Про собак на сене она знала не понаслышке, ибо в ее родном мире с изобилием хватало и собак при каждом дворе, и сена.

С тех пор прошло много лет, по прикидкам Лои – целая вечность. Она даже не могла бы точно сказать сама, сколько ей сейчас лет. Внешне ей можно было дать в равной мере и двадцать пять, и под сорок. Лоя была тонкой, болезненно худощавой женщиной с острыми локтями, скулами и подбородком. Среднего роста, с бледно-серой кожей, она запросто могла сойти за бесплотного призрака – если бы не была излишне активной и горластой. Уж что-что, а характер у нее был, порой даже слишком напористый и хамоватый. Возможно, именно благодаря своему характеру эта хрупкая женщина не затерялась однажды среди серой массы рабов, захваченных Повелителями Ночи на одном довольно-таки отсталом имперском мире.

Некогда у нее были красивые черные волосы длиной ниже пояса, идеально прямые и тяжелые, предмет ее личной гордости. С тех пор многое изменилось, симпатичная загорелая девушка заметно похудела, осунулась, побледнела, в живых черных глазах погас огонек, а некогда роскошные волосы, теперь заметно поредевшие, были неровно острижены ножом совсем коротко, под мальчишку. Ногти на тонких пальцах потрескались и пожелтели, узкие губы совсем потеряли цвет, прежнее хрупкое изящество ее облика стало каким-то угловатым, неряшливым, неказистым. Да и возраст давал о себе знать периодической ломотой в пояснице, не говоря уже о головных болях.

Впрочем, несмотря на длительное существование в довольно-таки скотских условиях, Лоя по-прежнему оставалась женщиной. Со своими женскими потребностями. У нее сохранилось стремление выглядеть опрятно, желание вымыть руки и лицо перед сном, а также зависимость от чужого мнения. Она видела, что представляют собой женщины, влачащие жалкое существование на нижних палубах, среди грязи, нищеты и преступности. Это были сломленные, сгорбленные женщины, исхудавшие от недоедания или наоборот непомерно растолстевшие от каких-то болезней, в рваных грязных одеждах, с редкими спутанными волосами, с рано постаревшей кожей, но самым мерзким в их облике был запах, удушливый запах многолетней грязи и пота. Женщины и мужчины жили там, в кромешной тьме, питались отбросами, дрались за выбрасываемые более привилегированным населением вещи, но при этом умудрялись каким-то образом размножаться. Лоя не представляла себе, при каких обстоятельствах у этих людей мог быть зачат ребенок и тем более выношен, но она определенно видела на нижних палубах детей. Немного, но несколько младенцев и более-менее подросших детишек точно были.

Лоя редко спускалась вниз. Она относилась к той категории населения «Бродяги», что может пользоваться редкими благами цивилизации за свои заслуги перед хозяевами. В какой-то мере ей повезло, у нее был свой талант, который она могла выгодно продать. Именно поэтому она не затерялась среди сотен безымянных рабов, что выживали сейчас внизу, отчаянно сражаясь за спальное место поближе к отопительному котлу.

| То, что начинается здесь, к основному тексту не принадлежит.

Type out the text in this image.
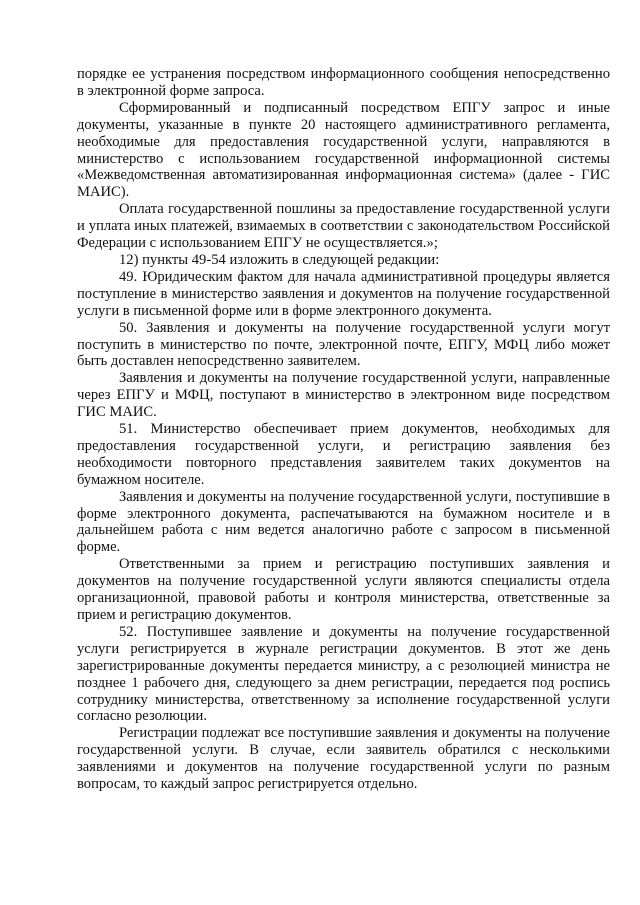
порядке ее устранения посредством информационного сообщения непосредственно в электронной форме запроса.

Сформированный и подписанный посредством ЕПГУ запрос и иные документы, указанные в пункте 20 настоящего административного регламента, необходимые для предоставления государственной услуги, направляются в министерство с использованием государственной информационной системы «Межведомственная автоматизированная информационная система» (далее - ГИС МАИС).

Оплата государственной пошлины за предоставление государственной услуги и уплата иных платежей, взимаемых в соответствии с законодательством Российской Федерации с использованием ЕПГУ не осуществляется.»;

12) пункты 49-54 изложить в следующей редакции:

49. Юридическим фактом для начала административной процедуры является поступление в министерство заявления и документов на получение государственной услуги в письменной форме или в форме электронного документа.

50. Заявления и документы на получение государственной услуги могут поступить в министерство по почте, электронной почте, ЕПГУ, МФЦ либо может быть доставлен непосредственно заявителем.

Заявления и документы на получение государственной услуги, направленные через ЕПГУ и МФЦ, поступают в министерство в электронном виде посредством ГИС МАИС.

51. Министерство обеспечивает прием документов, необходимых для предоставления государственной услуги, и регистрацию заявления без необходимости повторного представления заявителем таких документов на бумажном носителе.

Заявления и документы на получение государственной услуги, поступившие в форме электронного документа, распечатываются на бумажном носителе и в дальнейшем работа с ним ведется аналогично работе с запросом в письменной форме.

Ответственными за прием и регистрацию поступивших заявления и документов на получение государственной услуги являются специалисты отдела организационной, правовой работы и контроля министерства, ответственные за прием и регистрацию документов.

52. Поступившее заявление и документы на получение государственной услуги регистрируется в журнале регистрации документов. В этот же день зарегистрированные документы передается министру, а с резолюцией министра не позднее 1 рабочего дня, следующего за днем регистрации, передается под роспись сотруднику министерства, ответственному за исполнение государственной услуги согласно резолюции.

Регистрации подлежат все поступившие заявления и документы на получение государственной услуги. В случае, если заявитель обратился с несколькими заявлениями и документов на получение государственной услуги по разным вопросам, то каждый запрос регистрируется отдельно.
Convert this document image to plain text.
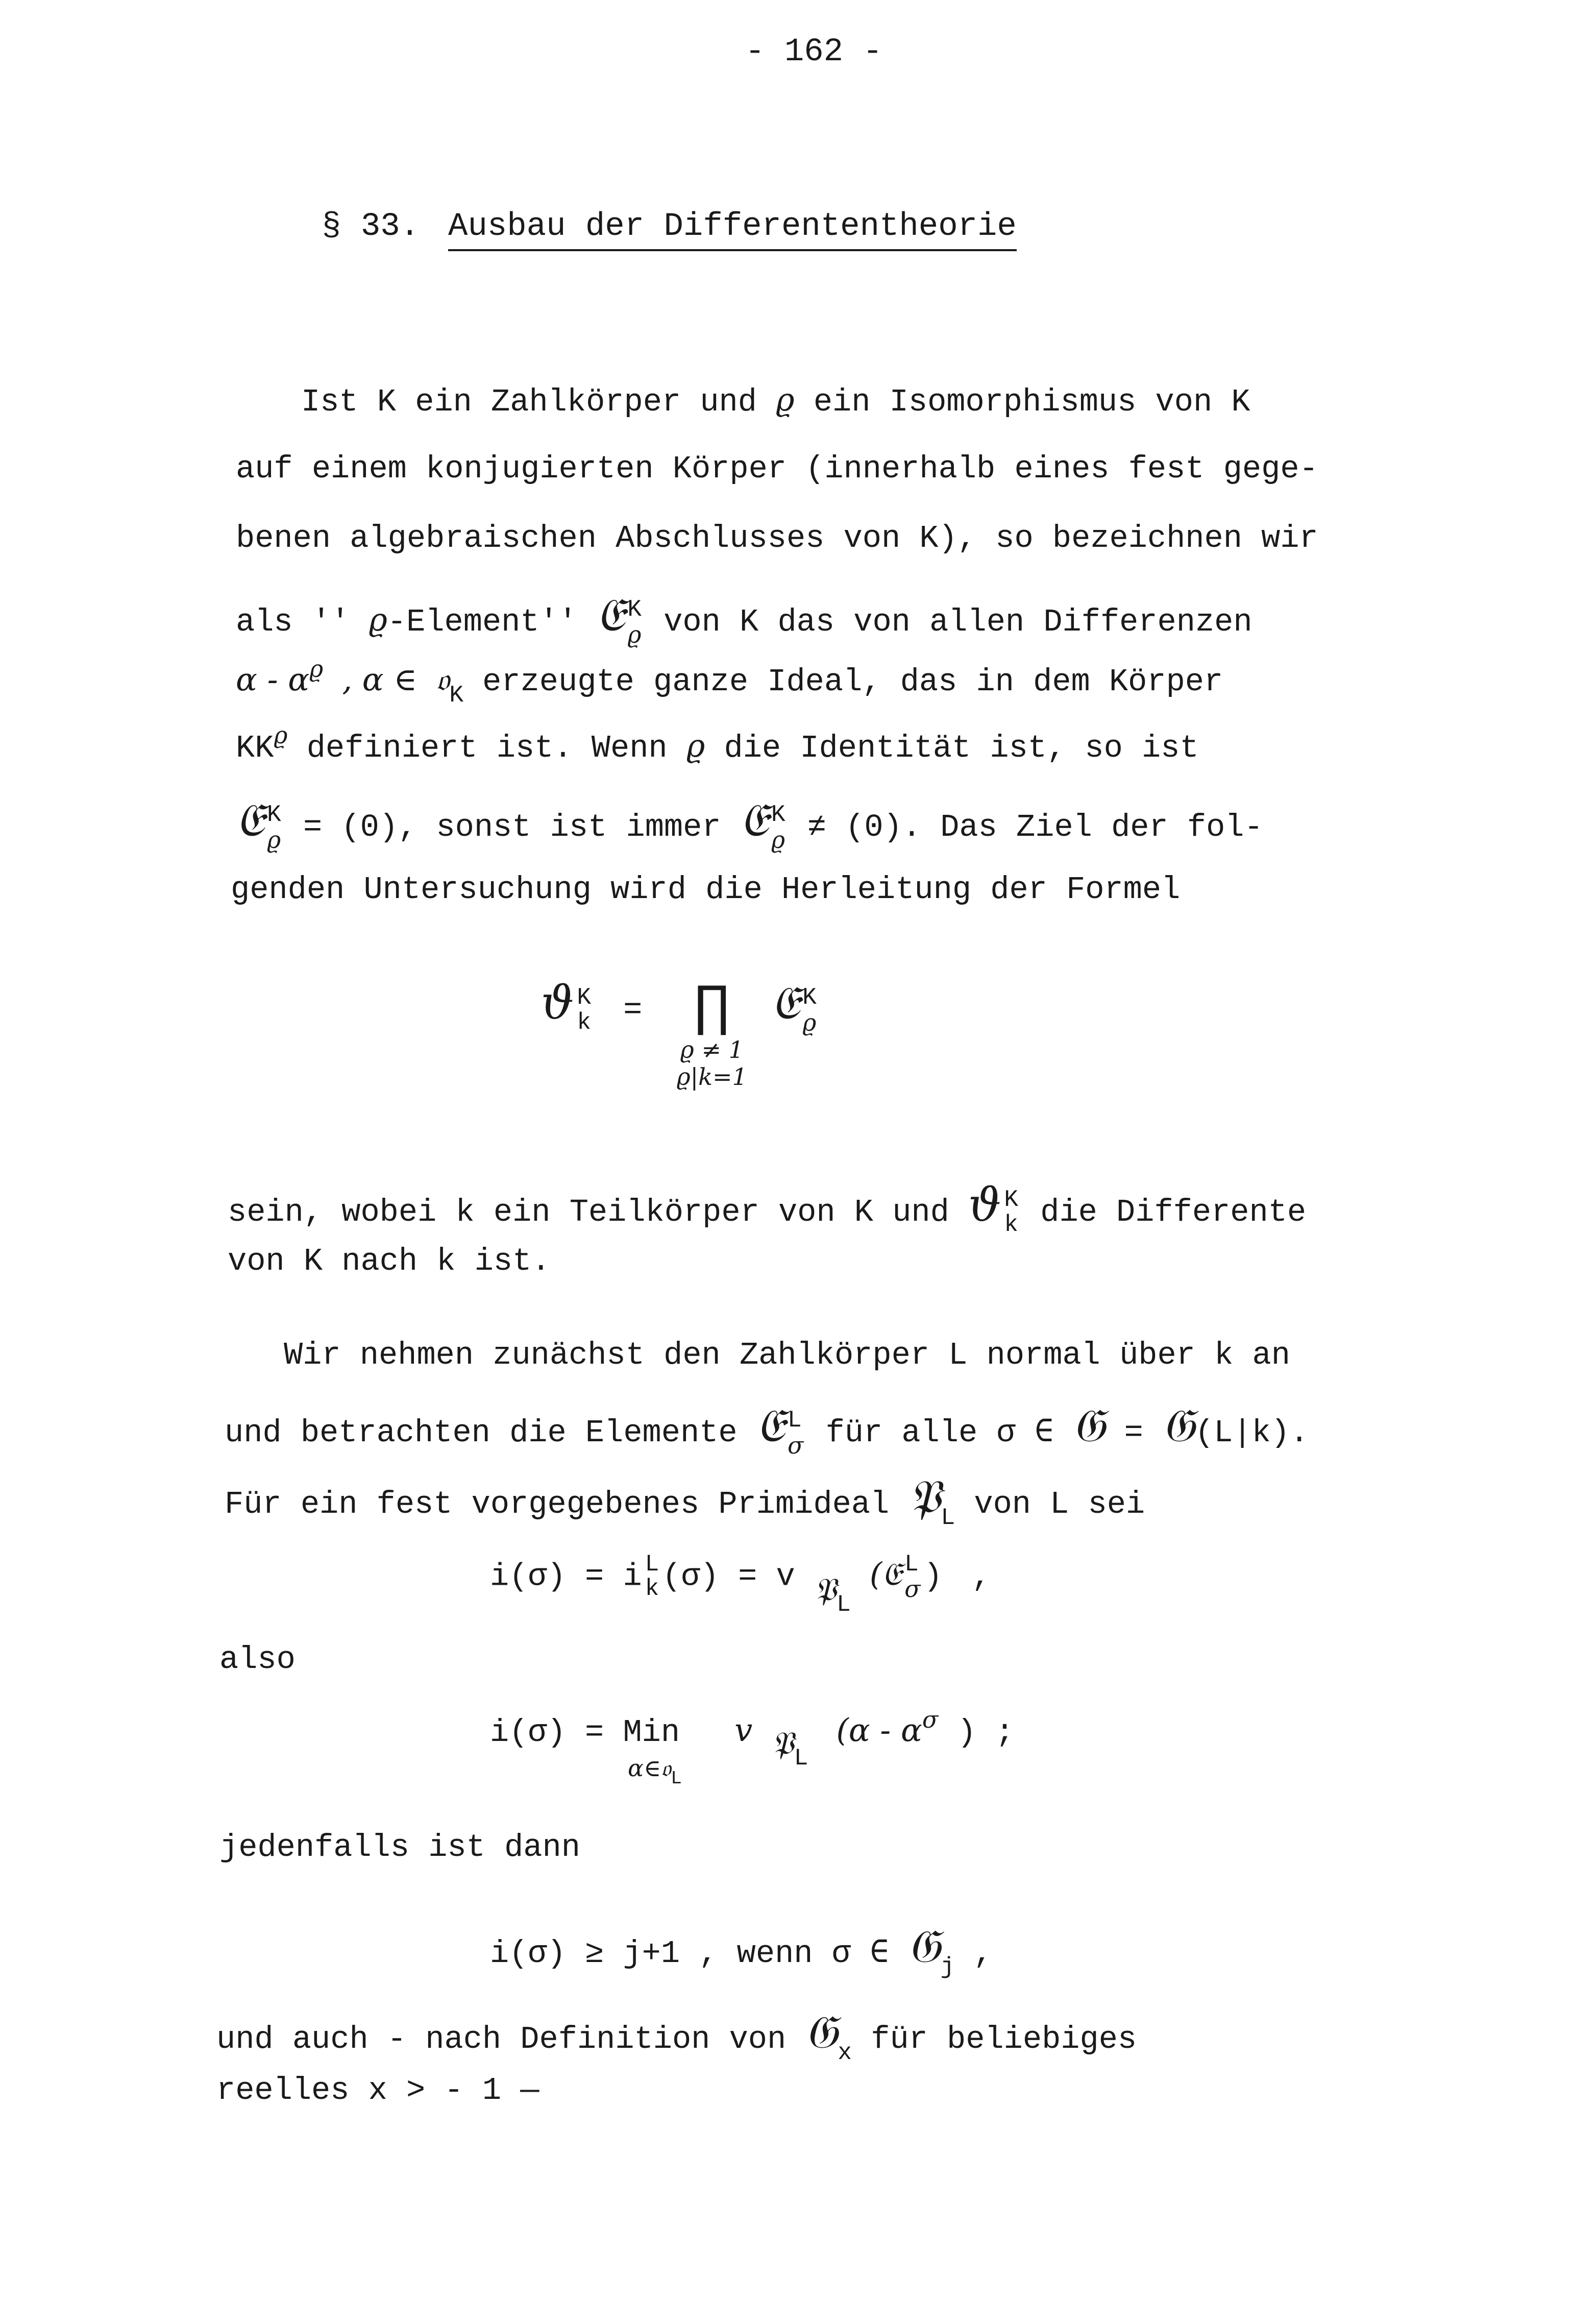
- 162 -
§ 33. Ausbau der Differententheorie
Ist K ein Zahlkörper und ϱ ein Isomorphismus von K
auf einem konjugierten Körper (innerhalb eines fest gege-
benen algebraischen Abschlusses von K), so bezeichnen wir
als '' ϱ-Element'' 𝔈 K
ϱ von K das von allen Differenzen
α - $\alpha^ϱ$ , α ∈ 𝔬$_K$ erzeugte ganze Ideal, das in dem Körper
$KK^ϱ$ definiert ist. Wenn ϱ die Identität ist, so ist
𝔈 K
ϱ = (0), sonst ist immer 𝔈 K
ϱ ≠ (0). Das Ziel der fol-
genden Untersuchung wird die Herleitung der Formel
ϑ K
k = ∏
ϱ ≠ 1
ϱ|k=1
𝔈 K
ϱ
sein, wobei k ein Teilkörper von K und ϑ K
k die Differente
von K nach k ist.
Wir nehmen zunächst den Zahlkörper L normal über k an
und betrachten die Elemente 𝔈 L
σ für alle σ ∈ 𝔊 = 𝔊(L|k).
Für ein fest vorgegebenes Primideal 𝔓$_L$ von L sei
i(σ) = i L
k (σ) = v 𝔓$_L$ (𝔈 L
σ ) ,
also
i(σ) = Min v 𝔓$_L$ ($\alpha - \alpha^\sigma$ ) ;
α∈𝔬$_L$
jedenfalls ist dann
i(σ) ≥ j+1 , wenn σ ∈ 𝔊$_j$ ,
und auch - nach Definition von 𝔊$_x$ für beliebiges
reelles x > - 1 —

Лоя ненавидела эти темные коридоры, смрадные закоулки и обитателей нижних палуб, что снуют в тенях в поисках наживы. Спускаться вниз было не только неприятно, но и небезопасно, поэтому Лоя ходила туда в сопровождении целой компании мужиков-пилотов, которые могли в случае чего постоять и за себя, и заодно за нее. Дел у них внизу было немного – что-то обменять, что-то купить, что-то продать. Там, где процветал черный рынок, не было места правилам и законам, и местное население жило исключительно по понятиям. Лоя не знала, что это означает, но так говорили все, кто хоть раз шел приобрести что-то на черном рынке.

С сожалением Лоя подумала, что, если завтра ей снова не достанется воды, придется спуститься в этот гадюшник и попытаться выторговать хотя бы пару литров ржавой технической воды. Взамен она могла предложить свою старую куртку или разводной ключ, стащенный из ангара. Конечно, ей бы здорово влетело, узнай кто из хозяев, что слуги тырят рабочий инвентарь с целью продажи, но, в конце концов, все так делают. А хозяевам многие вещи знать необязательно. Правда, мог кто-то сболтнуть, ибо недоброжелателей здесь у каждого хватало. Поэтому Лоя старалась очень осторожно выбирать себе друзей для своих нечастых походов «на рынок».

Она свернула за угол и оказалась в более широком коридоре, миновав технический отсек. Здесь было темнее, но явно суше, и пространства было побольше. Этим коридором пользовались и слуги, и господа, чтобы как можно быстрее добраться до ангара. Но едва она сделала пару шагов, как прямо перед ней мелькнула громоздкая черная тень.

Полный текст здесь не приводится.